In-room relaxation offerings, she added, were particularly well-suited to dealing with the worries of fearful guests. “Anything you can do to limit contact with other people but still have some sort of experience related to wellness is especially good in the immediate climate,” Ms. Finkelstein said. “Providing that safe space for relaxation — that’s one immediate way to solve some of these travel-related anxieties.”

Ms. Finkelstein characterized the trend as an offshoot of the digitally enhanced in-room fitness offerings a number of hotel brands have started in recent years and connected it to the rising interest in wellness and self-care. “A lot of these fitness brands have almost a cult following, if you will,” she said. “When people are traveling, what they don’t want is for their routine to get disrupted.”

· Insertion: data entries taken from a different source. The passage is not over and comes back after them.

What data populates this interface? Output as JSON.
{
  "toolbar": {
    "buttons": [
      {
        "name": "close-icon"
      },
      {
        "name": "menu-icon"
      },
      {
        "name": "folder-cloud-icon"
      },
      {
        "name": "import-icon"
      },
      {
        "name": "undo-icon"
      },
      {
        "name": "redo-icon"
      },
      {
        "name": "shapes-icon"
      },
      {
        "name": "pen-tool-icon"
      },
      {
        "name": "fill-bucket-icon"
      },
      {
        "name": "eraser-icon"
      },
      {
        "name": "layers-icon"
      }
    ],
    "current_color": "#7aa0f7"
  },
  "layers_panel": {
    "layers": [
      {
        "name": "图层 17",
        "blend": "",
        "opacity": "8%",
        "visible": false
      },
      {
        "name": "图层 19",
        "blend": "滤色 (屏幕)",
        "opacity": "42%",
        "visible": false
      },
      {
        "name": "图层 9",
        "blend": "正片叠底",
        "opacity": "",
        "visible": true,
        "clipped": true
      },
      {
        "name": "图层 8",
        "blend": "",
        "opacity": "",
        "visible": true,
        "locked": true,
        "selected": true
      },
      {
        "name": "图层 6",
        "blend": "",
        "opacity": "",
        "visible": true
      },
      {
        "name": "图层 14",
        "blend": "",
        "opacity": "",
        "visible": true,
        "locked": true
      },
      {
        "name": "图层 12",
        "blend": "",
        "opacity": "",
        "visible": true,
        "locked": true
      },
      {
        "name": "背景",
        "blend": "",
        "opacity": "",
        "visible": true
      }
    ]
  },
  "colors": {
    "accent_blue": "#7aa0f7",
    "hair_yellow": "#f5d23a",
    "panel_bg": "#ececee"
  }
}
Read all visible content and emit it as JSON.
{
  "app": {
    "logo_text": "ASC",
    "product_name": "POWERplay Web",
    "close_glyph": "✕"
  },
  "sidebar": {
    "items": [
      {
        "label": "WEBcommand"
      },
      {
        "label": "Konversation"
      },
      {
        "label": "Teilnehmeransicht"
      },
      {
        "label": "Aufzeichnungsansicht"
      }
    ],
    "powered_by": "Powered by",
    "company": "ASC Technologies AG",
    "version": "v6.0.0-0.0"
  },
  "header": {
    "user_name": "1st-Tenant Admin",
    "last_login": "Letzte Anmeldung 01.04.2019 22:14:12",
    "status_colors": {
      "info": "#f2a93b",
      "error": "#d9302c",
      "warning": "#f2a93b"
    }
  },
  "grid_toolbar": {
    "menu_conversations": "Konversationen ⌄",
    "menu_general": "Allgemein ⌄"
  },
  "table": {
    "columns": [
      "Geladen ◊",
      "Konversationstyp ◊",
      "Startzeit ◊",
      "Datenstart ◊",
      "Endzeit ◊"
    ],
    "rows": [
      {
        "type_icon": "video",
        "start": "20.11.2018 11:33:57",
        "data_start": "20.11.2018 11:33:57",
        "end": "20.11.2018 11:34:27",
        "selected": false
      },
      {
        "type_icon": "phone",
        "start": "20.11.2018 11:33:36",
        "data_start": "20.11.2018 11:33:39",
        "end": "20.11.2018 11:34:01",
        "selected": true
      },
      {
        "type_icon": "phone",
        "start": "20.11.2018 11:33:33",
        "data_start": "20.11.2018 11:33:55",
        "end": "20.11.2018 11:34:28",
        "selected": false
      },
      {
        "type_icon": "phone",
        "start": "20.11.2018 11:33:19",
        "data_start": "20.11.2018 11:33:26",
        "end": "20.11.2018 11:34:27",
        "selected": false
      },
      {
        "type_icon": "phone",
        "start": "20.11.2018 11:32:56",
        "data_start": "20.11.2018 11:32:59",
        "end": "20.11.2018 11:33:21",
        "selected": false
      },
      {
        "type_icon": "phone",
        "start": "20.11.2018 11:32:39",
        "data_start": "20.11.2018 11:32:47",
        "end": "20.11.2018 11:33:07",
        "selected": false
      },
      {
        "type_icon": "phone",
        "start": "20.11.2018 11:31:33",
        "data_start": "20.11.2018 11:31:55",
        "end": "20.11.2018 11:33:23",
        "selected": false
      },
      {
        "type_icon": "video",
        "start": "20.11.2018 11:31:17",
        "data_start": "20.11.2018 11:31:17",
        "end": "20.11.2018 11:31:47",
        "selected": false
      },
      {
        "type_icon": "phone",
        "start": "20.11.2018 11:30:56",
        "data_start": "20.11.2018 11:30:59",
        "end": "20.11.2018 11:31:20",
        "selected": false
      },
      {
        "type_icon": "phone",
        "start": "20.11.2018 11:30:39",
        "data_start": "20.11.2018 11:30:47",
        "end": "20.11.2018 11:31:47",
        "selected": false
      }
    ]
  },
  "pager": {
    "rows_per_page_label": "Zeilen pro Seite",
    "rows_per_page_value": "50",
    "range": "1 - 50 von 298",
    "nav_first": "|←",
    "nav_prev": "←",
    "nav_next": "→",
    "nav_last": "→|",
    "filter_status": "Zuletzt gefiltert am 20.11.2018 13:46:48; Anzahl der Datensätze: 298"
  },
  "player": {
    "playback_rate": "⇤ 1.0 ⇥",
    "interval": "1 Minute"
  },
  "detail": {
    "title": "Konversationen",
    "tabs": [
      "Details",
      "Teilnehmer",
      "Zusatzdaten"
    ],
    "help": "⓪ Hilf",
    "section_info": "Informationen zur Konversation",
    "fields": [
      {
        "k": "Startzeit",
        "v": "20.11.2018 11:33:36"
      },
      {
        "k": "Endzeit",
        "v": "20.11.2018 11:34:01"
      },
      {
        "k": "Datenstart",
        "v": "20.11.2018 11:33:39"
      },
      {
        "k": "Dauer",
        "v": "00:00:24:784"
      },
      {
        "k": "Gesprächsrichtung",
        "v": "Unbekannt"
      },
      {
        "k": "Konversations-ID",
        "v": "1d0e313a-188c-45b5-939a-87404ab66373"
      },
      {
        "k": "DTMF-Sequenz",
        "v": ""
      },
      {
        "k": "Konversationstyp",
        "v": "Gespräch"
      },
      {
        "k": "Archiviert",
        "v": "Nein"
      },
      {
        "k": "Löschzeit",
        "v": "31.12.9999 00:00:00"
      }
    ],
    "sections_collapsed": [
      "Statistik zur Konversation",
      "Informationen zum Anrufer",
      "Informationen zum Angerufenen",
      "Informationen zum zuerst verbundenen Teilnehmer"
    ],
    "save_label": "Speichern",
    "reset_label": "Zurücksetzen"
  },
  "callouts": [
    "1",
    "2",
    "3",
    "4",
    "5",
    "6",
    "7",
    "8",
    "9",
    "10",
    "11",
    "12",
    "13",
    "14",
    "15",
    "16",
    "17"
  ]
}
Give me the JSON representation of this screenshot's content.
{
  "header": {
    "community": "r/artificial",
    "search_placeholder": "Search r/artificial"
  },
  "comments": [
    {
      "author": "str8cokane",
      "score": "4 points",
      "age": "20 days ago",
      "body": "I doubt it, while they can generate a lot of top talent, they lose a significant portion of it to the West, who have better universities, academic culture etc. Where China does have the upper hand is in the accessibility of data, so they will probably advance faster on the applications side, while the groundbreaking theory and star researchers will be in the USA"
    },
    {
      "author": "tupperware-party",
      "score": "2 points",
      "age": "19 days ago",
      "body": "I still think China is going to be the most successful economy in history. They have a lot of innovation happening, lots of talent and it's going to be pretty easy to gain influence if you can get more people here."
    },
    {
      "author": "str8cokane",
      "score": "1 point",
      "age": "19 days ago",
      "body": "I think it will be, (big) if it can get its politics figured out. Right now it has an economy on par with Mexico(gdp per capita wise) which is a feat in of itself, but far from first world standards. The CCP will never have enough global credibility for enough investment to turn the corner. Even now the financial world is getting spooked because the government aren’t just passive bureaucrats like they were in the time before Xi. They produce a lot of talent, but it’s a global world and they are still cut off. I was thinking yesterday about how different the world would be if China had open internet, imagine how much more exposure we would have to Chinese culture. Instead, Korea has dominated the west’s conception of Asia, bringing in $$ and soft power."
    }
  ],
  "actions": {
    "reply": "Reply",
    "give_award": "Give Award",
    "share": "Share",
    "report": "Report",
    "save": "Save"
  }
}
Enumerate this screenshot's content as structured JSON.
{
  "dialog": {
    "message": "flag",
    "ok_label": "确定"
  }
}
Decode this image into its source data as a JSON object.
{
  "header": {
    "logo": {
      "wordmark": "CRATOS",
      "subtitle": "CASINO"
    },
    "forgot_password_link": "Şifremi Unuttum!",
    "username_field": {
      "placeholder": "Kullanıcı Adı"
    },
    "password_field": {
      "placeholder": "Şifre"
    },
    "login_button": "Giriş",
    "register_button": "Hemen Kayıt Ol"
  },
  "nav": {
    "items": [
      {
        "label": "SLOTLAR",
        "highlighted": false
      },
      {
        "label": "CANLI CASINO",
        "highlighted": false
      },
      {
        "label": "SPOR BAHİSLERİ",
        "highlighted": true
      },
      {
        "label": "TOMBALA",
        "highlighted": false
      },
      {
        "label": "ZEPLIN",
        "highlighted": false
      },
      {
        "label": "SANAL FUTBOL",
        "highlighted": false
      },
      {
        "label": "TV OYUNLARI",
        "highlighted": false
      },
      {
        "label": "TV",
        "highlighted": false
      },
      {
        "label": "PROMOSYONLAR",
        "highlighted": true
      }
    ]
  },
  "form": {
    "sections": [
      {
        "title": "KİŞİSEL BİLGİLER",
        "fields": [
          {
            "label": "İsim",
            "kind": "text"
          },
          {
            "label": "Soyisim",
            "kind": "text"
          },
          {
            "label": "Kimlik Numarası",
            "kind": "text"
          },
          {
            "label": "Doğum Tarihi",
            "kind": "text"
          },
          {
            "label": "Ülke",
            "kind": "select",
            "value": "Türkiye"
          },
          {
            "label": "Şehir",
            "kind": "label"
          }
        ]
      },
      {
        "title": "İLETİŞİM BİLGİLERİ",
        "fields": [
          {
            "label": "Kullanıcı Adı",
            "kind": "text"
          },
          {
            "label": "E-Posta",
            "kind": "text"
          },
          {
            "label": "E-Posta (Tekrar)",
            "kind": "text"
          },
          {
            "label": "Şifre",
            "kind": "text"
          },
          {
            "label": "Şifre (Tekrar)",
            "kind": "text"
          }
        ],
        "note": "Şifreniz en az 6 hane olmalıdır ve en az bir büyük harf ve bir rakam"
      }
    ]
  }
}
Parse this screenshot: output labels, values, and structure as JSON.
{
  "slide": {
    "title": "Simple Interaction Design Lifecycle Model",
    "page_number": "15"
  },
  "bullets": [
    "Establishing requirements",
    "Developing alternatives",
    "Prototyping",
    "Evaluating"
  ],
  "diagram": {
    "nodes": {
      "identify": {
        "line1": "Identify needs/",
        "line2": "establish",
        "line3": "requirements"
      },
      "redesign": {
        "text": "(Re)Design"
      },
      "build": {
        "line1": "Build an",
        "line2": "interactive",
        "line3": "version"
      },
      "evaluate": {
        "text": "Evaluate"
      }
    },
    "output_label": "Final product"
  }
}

Amenities promoting sleep also are an extension of the hotel industry’s arms race in bedding goods like mattresses and pillows, said Phil Cordell, senior vice president of new brand development for Hilton Hotels & Resorts. The availability of meditation and sleep guides is the next logical step, he said. “It’s an extension-slash-evolution of how some of the thinking has been over the past few years.”

Hilton is starting a new brand called Tempo that will offer in-room relaxation and sleep content via TV as well as printed literature when its hotels open starting next year. (Construction began earlier this month on the first one in Louisville, Ky.)

Mr. Cordell said that improving “sleep hygiene” was a major goal for the Tempo brand. “We have a million demands on our time when we travel,” he said. “It’s hard for us to disconnect the brain sometimes. Sleep shortfall is one of the biggest challenges we face today.”